Security Operations Centers (SOCs) increasingly encounter difficulties in correlating heterogeneous alerts, interpreting multi-stage attack progressions, and selecting safe and effective response actions. This study introduces AgentSOC, a multi-layered agentic AI framework that enhances SOC automation by integrating perception, anticipatory reasoning, and risk-based action planning.
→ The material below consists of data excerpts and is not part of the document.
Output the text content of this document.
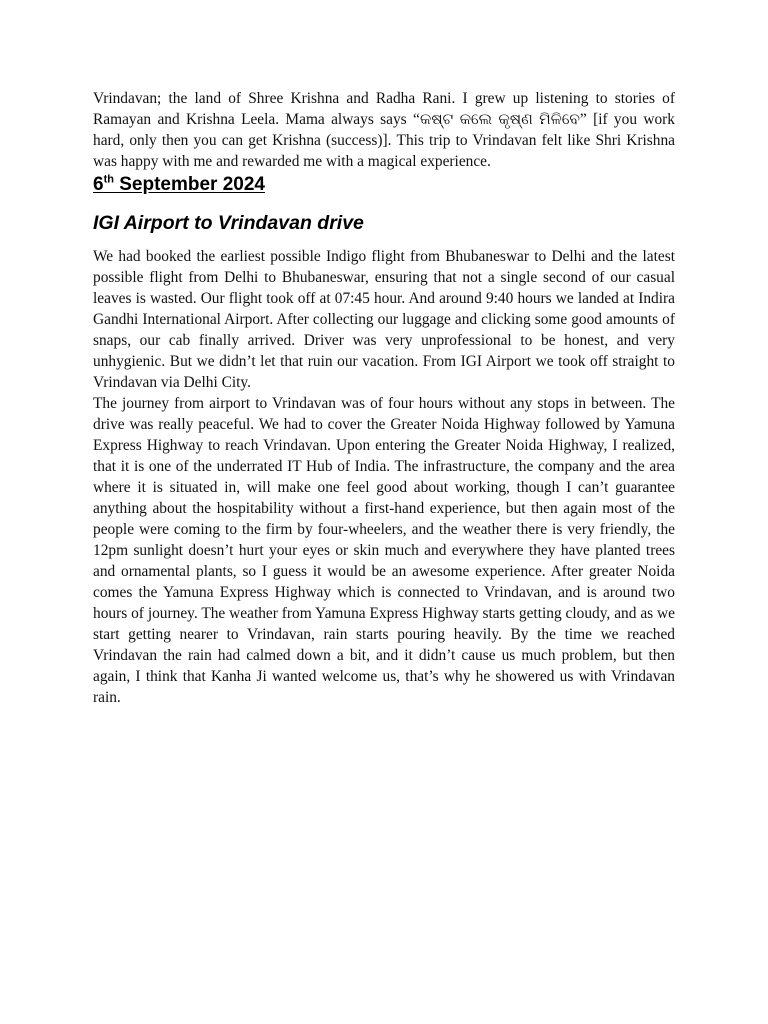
Vrindavan; the land of Shree Krishna and Radha Rani. I grew up listening to stories of Ramayan and Krishna Leela. Mama always says “କଷ୍ଟ କଲେ କୃଷ୍ଣ ମିଳିବେ” [if you work hard, only then you can get Krishna (success)]. This trip to Vrindavan felt like Shri Krishna was happy with me and rewarded me with a magical experience.

6th September 2024
IGI Airport to Vrindavan drive

We had booked the earliest possible Indigo flight from Bhubaneswar to Delhi and the latest possible flight from Delhi to Bhubaneswar, ensuring that not a single second of our casual leaves is wasted. Our flight took off at 07:45 hour. And around 9:40 hours we landed at Indira Gandhi International Airport. After collecting our luggage and clicking some good amounts of snaps, our cab finally arrived. Driver was very unprofessional to be honest, and very unhygienic. But we didn’t let that ruin our vacation. From IGI Airport we took off straight to Vrindavan via Delhi City.

The journey from airport to Vrindavan was of four hours without any stops in between. The drive was really peaceful. We had to cover the Greater Noida Highway followed by Yamuna Express Highway to reach Vrindavan. Upon entering the Greater Noida Highway, I realized, that it is one of the underrated IT Hub of India. The infrastructure, the company and the area where it is situated in, will make one feel good about working, though I can’t guarantee anything about the hospitability without a first-hand experience, but then again most of the people were coming to the firm by four-wheelers, and the weather there is very friendly, the 12pm sunlight doesn’t hurt your eyes or skin much and everywhere they have planted trees and ornamental plants, so I guess it would be an awesome experience. After greater Noida comes the Yamuna Express Highway which is connected to Vrindavan, and is around two hours of journey. The weather from Yamuna Express Highway starts getting cloudy, and as we start getting nearer to Vrindavan, rain starts pouring heavily. By the time we reached Vrindavan the rain had calmed down a bit, and it didn’t cause us much problem, but then again, I think that Kanha Ji wanted welcome us, that’s why he showered us with Vrindavan rain.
The proposed architecture consolidates several layers of abstraction to provide a single operational loop to support normalizing alerts, enriching context, generating hypotheses, validating structural feasibility, and executing policy-compliant responses. Conceptually evaluated within a large enterprise environment, AgentSOC improves triage consistency, anticipates attackers' intentions, and provides recommended containment options that are both operationally feasible and well-balanced between security efficacy and operational impact. The results suggest that hybrid agentic reasoning has the potential to serve as a foundation for developing adaptive, safer SOC automation in large enterprises. Additionally, a minimal Proof-Of-Concept (POC) demonstration using LANL authentication data demonstrated the feasibility of the proposed architecture.